What do you mean by ‘Fiqh’ under Muslim Law?

Now, the task of the faqih, the Muslim jurist, is to classify the immense, colourless mass of human actions and to paint them white, or black or grey. And what is the reasoning followed by the jurist? The answer is simple God cannot prescribe anything except that which is morally beautiful; He cannot forbid anything but that which is morally ugly; He cannot allow anything that is, at the very least, in-between the beautiful and the ugly.

Following this reasoning, Muslim jurists have often adopted a five-fold classification of the nature of human acts, as being (i) strictly enjoined, or (ii) simply advised, or (iii) permitted, or (iv) unadvised, or (v) strictly forbidden.

Most authorities on Islam have thus defined fiqh in terms of its four basic components thus: “Fiqh or the science of Islamic law is the knowledge of one’s rights and obligations derived from the Koran or the Sunna of the Prophet, or the consensus of opinion of the learned (ijmaa) or the analogical deductions (qiyas). (All these four components are discussed at length later in this Chapter.)

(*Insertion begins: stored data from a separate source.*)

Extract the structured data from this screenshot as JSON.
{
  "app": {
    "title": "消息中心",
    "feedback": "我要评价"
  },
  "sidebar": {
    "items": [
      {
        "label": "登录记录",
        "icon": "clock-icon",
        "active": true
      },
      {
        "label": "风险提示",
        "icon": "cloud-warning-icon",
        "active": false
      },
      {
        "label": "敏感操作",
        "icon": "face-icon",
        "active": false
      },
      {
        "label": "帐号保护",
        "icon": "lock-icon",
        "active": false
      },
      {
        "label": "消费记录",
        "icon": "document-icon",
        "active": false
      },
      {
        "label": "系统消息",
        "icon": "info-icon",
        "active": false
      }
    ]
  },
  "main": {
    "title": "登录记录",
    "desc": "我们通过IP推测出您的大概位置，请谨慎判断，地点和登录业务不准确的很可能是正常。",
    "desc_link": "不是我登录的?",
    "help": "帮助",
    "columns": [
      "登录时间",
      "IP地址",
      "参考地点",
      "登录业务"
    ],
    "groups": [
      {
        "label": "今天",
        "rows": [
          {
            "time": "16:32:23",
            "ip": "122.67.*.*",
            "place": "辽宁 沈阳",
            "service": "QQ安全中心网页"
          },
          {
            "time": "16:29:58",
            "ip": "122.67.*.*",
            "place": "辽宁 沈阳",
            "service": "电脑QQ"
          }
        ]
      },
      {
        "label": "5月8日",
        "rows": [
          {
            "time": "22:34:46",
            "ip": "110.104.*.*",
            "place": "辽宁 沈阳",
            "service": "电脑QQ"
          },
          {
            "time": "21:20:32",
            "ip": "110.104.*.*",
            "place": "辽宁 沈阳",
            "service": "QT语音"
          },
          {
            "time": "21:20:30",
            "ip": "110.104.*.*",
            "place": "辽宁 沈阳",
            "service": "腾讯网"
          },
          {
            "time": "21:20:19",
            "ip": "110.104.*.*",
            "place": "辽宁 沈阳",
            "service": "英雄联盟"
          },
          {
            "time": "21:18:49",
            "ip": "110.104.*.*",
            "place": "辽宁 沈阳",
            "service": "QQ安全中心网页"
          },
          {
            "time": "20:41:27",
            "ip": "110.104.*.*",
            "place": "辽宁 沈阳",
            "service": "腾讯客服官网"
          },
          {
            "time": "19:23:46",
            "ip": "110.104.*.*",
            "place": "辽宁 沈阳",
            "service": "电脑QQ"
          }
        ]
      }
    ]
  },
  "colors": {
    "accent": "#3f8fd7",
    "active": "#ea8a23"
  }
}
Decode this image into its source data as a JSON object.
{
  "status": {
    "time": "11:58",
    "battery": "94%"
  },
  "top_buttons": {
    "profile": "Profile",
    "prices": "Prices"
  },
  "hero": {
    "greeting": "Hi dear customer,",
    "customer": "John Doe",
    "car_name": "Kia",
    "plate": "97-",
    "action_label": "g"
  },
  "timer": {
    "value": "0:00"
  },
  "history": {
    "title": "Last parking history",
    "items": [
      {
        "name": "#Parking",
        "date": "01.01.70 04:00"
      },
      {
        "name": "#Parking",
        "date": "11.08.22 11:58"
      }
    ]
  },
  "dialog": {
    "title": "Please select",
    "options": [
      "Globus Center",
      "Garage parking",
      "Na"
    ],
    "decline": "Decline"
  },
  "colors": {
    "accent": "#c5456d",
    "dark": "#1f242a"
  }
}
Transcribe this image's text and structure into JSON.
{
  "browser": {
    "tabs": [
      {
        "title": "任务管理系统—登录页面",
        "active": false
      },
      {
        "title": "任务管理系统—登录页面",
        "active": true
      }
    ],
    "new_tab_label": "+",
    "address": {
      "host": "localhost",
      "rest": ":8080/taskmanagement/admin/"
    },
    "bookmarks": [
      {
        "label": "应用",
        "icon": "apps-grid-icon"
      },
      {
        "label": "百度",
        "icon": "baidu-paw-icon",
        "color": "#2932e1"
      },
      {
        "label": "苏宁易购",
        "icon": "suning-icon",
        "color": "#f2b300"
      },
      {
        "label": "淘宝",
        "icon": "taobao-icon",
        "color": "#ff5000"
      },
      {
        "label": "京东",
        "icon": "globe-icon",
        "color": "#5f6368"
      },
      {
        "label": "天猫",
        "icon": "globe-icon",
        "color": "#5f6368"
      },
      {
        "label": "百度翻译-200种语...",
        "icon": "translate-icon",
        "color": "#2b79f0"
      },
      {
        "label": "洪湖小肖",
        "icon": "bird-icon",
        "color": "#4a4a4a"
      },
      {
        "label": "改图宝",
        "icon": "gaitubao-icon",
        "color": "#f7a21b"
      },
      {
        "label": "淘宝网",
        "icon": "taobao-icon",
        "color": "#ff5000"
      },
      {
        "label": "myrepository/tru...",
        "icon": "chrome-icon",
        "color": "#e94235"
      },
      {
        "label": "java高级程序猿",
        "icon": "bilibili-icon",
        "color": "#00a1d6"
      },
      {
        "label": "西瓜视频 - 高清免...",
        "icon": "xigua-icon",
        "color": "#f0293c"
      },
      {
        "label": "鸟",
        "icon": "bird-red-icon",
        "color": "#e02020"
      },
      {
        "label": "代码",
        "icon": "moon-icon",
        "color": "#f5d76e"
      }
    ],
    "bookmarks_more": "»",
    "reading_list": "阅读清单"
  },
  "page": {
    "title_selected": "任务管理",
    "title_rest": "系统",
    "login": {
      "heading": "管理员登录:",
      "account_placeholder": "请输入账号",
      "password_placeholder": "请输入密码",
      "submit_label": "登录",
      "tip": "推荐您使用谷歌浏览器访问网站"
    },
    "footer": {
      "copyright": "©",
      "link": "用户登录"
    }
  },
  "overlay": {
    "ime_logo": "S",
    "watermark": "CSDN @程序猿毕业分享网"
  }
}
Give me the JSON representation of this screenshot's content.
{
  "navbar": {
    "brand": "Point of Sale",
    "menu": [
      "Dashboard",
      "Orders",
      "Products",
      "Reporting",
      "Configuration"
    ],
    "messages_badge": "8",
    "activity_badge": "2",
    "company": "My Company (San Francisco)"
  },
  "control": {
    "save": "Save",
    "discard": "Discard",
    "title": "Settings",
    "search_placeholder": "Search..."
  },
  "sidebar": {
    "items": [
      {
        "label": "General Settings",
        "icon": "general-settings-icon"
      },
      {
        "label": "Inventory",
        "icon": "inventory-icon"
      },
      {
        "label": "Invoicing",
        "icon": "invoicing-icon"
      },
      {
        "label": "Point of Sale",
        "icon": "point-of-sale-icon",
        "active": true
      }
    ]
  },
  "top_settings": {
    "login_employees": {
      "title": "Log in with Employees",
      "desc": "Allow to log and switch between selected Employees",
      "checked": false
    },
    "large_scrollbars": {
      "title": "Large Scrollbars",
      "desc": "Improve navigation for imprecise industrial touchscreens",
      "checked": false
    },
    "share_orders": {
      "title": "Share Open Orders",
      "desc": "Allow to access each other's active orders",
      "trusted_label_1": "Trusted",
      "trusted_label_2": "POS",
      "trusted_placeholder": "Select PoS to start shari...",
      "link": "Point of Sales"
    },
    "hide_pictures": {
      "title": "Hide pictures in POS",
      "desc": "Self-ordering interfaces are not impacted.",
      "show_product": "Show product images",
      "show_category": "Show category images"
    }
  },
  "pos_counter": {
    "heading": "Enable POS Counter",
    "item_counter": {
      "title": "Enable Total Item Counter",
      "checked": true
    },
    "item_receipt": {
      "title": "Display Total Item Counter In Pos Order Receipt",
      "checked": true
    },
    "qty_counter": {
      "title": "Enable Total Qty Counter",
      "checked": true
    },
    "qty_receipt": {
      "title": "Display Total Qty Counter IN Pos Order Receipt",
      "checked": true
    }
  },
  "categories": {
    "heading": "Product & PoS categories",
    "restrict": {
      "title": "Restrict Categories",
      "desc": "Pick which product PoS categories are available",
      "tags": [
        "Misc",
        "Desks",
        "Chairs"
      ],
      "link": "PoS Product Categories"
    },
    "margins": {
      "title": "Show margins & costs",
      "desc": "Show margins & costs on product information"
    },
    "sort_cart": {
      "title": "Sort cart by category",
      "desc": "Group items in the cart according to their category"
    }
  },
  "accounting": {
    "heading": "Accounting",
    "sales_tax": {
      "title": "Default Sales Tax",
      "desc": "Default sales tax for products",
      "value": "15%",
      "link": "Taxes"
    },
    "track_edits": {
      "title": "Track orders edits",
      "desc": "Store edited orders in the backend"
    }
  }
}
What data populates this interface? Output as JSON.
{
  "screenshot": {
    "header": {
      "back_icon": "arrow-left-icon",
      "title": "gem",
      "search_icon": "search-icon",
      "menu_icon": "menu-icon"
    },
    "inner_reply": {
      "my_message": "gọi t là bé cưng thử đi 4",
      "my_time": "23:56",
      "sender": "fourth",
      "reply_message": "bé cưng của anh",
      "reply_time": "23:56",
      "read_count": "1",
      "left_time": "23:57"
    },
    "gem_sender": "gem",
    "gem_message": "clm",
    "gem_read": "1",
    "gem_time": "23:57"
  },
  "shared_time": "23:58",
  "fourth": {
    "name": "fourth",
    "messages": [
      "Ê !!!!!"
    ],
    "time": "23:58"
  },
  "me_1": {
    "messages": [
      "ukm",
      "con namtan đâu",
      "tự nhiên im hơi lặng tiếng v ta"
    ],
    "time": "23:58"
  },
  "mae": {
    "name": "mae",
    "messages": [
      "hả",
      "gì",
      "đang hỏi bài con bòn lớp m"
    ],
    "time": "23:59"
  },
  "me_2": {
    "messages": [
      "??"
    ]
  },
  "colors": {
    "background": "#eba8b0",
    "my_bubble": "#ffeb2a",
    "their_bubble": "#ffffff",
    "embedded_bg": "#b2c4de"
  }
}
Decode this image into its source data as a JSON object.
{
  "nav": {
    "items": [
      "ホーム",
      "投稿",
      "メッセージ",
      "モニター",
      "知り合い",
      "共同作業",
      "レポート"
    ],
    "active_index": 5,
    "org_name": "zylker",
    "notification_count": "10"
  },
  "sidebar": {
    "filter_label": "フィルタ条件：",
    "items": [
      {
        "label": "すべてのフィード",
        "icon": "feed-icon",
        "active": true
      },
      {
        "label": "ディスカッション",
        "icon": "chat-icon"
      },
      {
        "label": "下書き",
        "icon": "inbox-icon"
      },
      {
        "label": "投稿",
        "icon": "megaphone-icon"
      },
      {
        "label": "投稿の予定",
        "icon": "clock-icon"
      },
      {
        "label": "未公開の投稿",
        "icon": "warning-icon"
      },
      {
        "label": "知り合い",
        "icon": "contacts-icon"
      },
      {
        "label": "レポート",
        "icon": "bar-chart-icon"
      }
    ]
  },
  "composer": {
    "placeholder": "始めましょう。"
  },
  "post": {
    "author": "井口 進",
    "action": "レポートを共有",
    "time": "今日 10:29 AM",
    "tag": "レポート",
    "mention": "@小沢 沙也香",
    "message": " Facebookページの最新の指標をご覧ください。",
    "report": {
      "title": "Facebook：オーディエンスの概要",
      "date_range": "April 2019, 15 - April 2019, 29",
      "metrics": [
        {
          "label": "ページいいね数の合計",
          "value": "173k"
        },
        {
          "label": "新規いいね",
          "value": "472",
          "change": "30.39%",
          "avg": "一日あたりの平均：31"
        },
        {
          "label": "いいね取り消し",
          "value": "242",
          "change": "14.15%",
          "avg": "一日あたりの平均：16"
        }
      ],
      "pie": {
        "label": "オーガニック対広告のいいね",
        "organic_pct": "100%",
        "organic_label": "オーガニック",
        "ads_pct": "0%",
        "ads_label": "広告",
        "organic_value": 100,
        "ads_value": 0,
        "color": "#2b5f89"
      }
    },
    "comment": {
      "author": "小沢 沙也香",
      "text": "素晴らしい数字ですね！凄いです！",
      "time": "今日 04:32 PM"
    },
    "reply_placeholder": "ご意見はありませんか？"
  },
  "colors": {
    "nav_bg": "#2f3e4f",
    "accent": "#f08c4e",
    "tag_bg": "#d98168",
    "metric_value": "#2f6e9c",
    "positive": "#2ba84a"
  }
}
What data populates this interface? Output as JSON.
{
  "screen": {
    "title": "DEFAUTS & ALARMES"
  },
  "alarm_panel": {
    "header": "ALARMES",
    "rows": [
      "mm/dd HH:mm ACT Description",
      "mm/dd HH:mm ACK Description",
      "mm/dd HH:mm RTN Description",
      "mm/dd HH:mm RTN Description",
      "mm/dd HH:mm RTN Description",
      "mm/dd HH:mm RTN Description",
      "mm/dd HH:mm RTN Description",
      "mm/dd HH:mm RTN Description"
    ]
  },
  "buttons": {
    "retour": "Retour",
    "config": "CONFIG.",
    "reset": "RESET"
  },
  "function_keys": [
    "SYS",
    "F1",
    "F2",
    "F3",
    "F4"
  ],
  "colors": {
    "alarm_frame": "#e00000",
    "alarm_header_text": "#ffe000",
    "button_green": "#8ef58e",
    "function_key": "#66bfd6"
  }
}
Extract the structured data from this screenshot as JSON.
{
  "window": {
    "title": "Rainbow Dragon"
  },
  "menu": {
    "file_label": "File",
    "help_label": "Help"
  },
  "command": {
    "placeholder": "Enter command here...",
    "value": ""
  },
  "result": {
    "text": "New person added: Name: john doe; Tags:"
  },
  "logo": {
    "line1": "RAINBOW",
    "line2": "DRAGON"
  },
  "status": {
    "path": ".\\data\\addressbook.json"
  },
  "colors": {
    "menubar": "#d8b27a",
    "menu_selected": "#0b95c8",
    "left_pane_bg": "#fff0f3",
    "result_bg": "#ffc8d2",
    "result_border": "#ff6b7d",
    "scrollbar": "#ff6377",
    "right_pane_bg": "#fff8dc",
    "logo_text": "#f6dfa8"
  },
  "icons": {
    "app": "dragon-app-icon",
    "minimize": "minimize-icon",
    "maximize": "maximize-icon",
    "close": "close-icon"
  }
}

Fiqh can be divided Into Two Parts:

(i) The Usui (literally meaning “the roots of law”) which deals with Muslim jurisprudence, that is, the first principles of Muslim law.

(ii) The Furu, which deals with substantive law or particular injunctions.

The main distinction between shariat and fiqh is that the former is a wider circle which embraces all human actions within its fold, whereas fiqh is a narrower circle which takes in only legal acts within its ambit.